Comparing Linear Regression Models: Lasso vs Ridge
Recently, I learned about making linear regression models and there were a large variety of models that one could use. When looking at a subset of these, regularization embedded methods, we had the LASSO, Elastic Net and Ridge Regression. For right now I’m going to give a basic comparison of the LASSO and Ridge Regression models.
Regularization Embedded Models
So Embedded methods are models that learn which features best contribute to the accuracy of the model while the model is running. The methods we are talking about today regularize the model by adding additional constraints on the model to aim toward lowering the size of the coefficients and in turn making a less complex model. This would help against over-fitting your model, where it would perform much better on the training set than it would on the testing set. We will see that while both the LASSO and Ridge Regression models add constraints, the resulting coefficients and their sizes differ and the approach is a bit different.
LASSO Model
The LASSO method aims to produce a model that has high accuracy and only uses a subset of the original features. The way it does this is by putting in a constraint where the sum of the absolute values of the coefficients is less than a fixed value. To that end it lowers the size of the coefficients and leads to some features having a coefficient of 0, essentially dropping it from the model. In this way, it is also a form of filtering your features and you end up with a model that is simpler and more interpretable.
The LASSO, however, does not do well when you have a low number of features because it may drop some of them to keep to its constraint, but that feature may have a decent effect on the prediction. It also does not do well with features that are highly correlated and one(or all) of them may be dropped when they do have an effect on the model when looked at together.
Ridge Regression
The Ridge Regression method was one of the most popular methods before the LASSO method came about. The idea is similar, but the process is a little different. The Ridge Regression also aims to lower the sizes of the coefficients to avoid over-fitting, but it does not drop any of the coefficients to zero. The constraint it uses is to have the sum of the squares of the coefficients below a fixed value. The Ridge Regression improves the efficiency, but the model is less interpretable due to the potentially high number of features.

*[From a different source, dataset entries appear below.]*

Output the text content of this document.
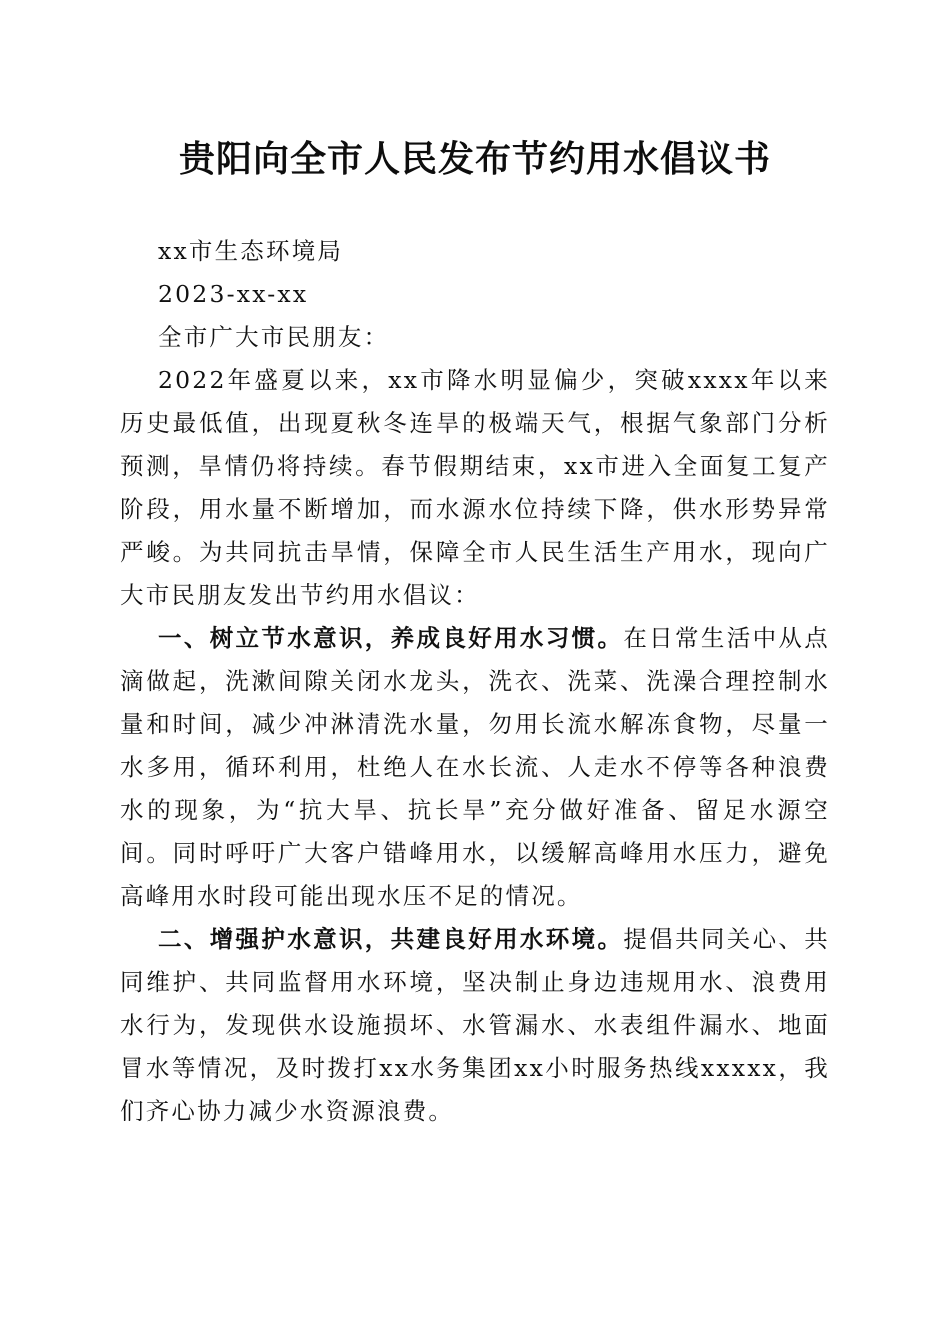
贵阳向全市人民发布节约用水倡议书

xx市生态环境局

2023-xx-xx

全市广大市民朋友：

2022年盛夏以来，xx市降水明显偏少，突破xxxx年以来历史最低值，出现夏秋冬连旱的极端天气，根据气象部门分析预测，旱情仍将持续。春节假期结束，xx市进入全面复工复产阶段，用水量不断增加，而水源水位持续下降，供水形势异常严峻。为共同抗击旱情，保障全市人民生活生产用水，现向广大市民朋友发出节约用水倡议：

一、树立节水意识，养成良好用水习惯。在日常生活中从点滴做起，洗漱间隙关闭水龙头，洗衣、洗菜、洗澡合理控制水量和时间，减少冲淋清洗水量，勿用长流水解冻食物，尽量一水多用，循环利用，杜绝人在水长流、人走水不停等各种浪费水的现象，为“抗大旱、抗长旱”充分做好准备、留足水源空间。同时呼吁广大客户错峰用水，以缓解高峰用水压力，避免高峰用水时段可能出现水压不足的情况。

二、增强护水意识，共建良好用水环境。提倡共同关心、共同维护、共同监督用水环境，坚决制止身边违规用水、浪费用水行为，发现供水设施损坏、水管漏水、水表组件漏水、地面冒水等情况，及时拨打xx水务集团xx小时服务热线xxxxx，我们齐心协力减少水资源浪费。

It performs better in cases where there may be high multi-colinearity, or high correlation between certain features. This is because it reduces variance in exchange for bias. You also need to make sure that the number of features is less than the number of observations before using Ridge Regression because it does not drop features and in that case may lead to bad predictions.
Concluding Thoughts
To summarize, LASSO works better when you have more features and you need to make a simpler and more interpretable model, but is not best if your features have high correlation. Ridge Regression works better when you have less features or when you have features with high correlation, but otherwise, in most cases, should be avoided due to higher complexity and lower interpretability(which is really important for practical data evaluation).
The point of this post is not to say one is better than the other, but to try to clear up and explain the differences and similarities between LASSO and Ridge Regression methods. As seen above, they both have cases where they perform better. There is also the Elastic Net method which is basically a modified version of the LASSO that adds in a Ridge Regression-like penalty and better accounts for cases with high correlated features.